Covid cases spike in Arviat
The number of Arviat residents infected with active Covid-19 jumped to 115. Another 19 people had contracted the virus in Whale Cove and 19 had also tested positive in Rankin Inlet.
Chief public health officer Dr. Michael Patterson acknowledged that overcrowded housing was a major factor in the contagion. A two-week lockdown was imposed across Nunavut, limiting social interaction, prior to the worst of the spike in cases.
A steady reduction in infections later ensued, and the final days of 2020 saw less than 10 active cases remaining in Arviat.

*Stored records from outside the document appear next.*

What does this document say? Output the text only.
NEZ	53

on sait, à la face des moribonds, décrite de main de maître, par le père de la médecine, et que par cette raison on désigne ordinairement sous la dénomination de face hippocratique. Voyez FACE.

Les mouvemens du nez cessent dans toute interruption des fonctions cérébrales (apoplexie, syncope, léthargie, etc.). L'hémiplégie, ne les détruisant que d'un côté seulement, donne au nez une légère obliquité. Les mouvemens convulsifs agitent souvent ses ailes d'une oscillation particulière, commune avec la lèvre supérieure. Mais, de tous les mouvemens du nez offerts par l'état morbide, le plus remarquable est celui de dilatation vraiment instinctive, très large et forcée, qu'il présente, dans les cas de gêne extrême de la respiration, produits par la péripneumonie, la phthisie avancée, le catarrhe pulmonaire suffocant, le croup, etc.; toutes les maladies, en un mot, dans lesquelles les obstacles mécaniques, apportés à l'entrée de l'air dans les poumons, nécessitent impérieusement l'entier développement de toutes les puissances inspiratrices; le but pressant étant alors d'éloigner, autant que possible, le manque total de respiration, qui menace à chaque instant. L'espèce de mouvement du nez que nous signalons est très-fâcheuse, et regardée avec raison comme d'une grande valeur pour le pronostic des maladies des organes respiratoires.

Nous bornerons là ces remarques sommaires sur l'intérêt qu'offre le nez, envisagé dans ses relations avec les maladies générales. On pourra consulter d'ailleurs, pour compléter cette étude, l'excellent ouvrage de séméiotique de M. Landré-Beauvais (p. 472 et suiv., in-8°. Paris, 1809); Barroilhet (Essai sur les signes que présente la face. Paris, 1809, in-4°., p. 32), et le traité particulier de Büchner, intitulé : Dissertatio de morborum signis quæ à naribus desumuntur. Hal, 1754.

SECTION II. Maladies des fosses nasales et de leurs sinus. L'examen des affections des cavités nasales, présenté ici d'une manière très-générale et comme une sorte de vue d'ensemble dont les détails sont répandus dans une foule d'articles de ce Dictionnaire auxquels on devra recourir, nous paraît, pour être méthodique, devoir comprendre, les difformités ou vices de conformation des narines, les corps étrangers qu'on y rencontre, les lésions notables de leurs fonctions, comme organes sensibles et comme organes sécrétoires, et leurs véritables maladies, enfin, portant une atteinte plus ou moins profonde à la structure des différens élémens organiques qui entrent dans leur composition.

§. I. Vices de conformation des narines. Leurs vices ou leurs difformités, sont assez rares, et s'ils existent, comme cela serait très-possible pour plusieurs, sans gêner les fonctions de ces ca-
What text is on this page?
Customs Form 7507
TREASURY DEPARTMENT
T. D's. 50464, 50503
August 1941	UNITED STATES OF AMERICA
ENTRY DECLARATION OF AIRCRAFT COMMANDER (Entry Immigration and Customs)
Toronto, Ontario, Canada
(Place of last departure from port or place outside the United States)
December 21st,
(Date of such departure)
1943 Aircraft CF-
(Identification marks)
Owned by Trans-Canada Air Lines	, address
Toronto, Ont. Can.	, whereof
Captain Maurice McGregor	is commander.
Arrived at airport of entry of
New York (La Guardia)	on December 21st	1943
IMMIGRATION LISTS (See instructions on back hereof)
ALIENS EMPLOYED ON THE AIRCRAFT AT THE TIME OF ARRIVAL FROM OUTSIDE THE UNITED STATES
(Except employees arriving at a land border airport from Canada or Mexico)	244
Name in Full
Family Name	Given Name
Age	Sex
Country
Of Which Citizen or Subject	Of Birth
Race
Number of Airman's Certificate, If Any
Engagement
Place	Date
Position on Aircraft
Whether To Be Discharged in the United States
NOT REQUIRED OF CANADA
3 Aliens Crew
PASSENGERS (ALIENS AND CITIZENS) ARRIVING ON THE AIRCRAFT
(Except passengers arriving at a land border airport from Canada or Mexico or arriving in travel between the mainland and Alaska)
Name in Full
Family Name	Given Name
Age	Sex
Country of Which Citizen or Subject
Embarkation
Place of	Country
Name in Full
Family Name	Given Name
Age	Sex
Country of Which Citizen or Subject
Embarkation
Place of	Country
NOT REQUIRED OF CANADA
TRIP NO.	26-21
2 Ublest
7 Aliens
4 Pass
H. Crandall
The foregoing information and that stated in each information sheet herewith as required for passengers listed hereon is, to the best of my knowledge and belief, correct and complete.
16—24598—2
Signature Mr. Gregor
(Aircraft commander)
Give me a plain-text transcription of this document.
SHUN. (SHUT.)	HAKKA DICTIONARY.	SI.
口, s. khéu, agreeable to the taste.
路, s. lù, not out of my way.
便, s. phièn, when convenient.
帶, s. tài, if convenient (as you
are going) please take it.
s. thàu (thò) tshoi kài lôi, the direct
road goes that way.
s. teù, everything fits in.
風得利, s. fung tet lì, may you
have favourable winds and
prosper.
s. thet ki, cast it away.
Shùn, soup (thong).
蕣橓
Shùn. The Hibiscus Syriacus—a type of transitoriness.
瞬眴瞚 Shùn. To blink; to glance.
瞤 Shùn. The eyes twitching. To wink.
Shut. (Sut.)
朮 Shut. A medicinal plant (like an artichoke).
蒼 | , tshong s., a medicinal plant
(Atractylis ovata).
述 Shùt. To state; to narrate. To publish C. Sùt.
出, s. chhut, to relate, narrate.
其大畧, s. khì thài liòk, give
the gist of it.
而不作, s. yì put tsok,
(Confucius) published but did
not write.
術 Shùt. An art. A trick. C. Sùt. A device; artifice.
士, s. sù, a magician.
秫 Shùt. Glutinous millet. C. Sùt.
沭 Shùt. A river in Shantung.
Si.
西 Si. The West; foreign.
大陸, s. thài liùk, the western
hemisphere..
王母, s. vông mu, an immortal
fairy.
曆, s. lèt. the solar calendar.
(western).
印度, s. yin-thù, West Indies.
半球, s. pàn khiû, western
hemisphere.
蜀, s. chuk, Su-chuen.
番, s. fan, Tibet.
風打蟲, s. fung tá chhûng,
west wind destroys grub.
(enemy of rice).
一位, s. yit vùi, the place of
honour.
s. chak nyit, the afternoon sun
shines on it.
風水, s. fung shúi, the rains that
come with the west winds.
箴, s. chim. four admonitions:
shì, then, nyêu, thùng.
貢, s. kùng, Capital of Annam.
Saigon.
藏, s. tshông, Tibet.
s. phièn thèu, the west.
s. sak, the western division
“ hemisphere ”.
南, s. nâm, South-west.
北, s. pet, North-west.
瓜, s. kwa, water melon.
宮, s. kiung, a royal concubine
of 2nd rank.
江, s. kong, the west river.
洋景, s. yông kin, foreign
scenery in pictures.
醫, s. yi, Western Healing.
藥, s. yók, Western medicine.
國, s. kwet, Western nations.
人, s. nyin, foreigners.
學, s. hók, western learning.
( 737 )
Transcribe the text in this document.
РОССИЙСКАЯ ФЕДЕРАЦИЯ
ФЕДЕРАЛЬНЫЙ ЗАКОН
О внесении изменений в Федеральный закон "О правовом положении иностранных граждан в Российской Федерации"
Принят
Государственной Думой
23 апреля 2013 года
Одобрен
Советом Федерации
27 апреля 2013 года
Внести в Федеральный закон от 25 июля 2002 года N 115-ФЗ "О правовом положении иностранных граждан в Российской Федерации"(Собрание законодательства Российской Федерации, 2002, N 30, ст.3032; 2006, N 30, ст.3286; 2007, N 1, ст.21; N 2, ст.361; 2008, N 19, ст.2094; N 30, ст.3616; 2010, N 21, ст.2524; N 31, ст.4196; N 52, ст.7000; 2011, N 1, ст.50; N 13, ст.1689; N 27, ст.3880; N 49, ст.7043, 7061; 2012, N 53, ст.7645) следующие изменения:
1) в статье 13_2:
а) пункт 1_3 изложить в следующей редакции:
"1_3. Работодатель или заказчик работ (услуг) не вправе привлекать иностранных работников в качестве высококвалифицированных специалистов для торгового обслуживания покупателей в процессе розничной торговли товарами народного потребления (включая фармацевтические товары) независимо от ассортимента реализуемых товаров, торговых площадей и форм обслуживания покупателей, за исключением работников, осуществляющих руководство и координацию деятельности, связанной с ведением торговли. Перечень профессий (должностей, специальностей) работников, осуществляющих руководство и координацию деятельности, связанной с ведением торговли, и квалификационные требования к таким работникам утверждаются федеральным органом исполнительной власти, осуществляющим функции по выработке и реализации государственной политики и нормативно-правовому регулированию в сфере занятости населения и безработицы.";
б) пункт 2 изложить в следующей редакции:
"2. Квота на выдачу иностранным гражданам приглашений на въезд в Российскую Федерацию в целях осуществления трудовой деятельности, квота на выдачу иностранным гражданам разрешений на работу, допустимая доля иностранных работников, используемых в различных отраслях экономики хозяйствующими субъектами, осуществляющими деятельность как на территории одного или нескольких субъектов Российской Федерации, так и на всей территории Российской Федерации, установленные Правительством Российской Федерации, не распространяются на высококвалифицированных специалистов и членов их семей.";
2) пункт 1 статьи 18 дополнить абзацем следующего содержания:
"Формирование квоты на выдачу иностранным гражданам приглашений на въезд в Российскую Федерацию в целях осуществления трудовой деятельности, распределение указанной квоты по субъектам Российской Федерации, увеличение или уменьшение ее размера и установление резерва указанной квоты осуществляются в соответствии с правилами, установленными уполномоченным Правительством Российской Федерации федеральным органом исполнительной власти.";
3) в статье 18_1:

While more than 250 Nunavummiut have recovered from the coronavirus, two perished as a result of its effects: one resident of Arviat and one from Rankin Inlet.
Ottawa provides more Covid funding
The Government of Canada announced $19.4 million in immediate funding to assist Nunavut as cases of Covid-19 continued to rise in the Kivalliq region.
Since the onset of the pandemic, the federal government stated that it has provided a total of $105 million in Covid-19 support to Nunavut communities.
The latest funding was to be used for food and social supports, municipal services such as water truck delivery, security and non-medical personal protective equipment to keep people safe. The Government of Nunavut, Inuit communities and Inuit organizations were to distribute the aid.
Body cameras rolled out in Iqaluit
RCMP officers in Iqaluit began wearing body cameras as part of a pilot project.
“It is critically important for Nunavummiut to feel protected and respected by the police in order to enhance trust between the RCMP and the communities in Nunavut,” stated a news release from the police force.
Officers may turn the camera on during calls for service, including mental health calls, interactions with people in crisis, crimes in progress, for investigations, public disorder, they may also turn the camera on when they interact with the public, but not in every situation, the Mounties stated.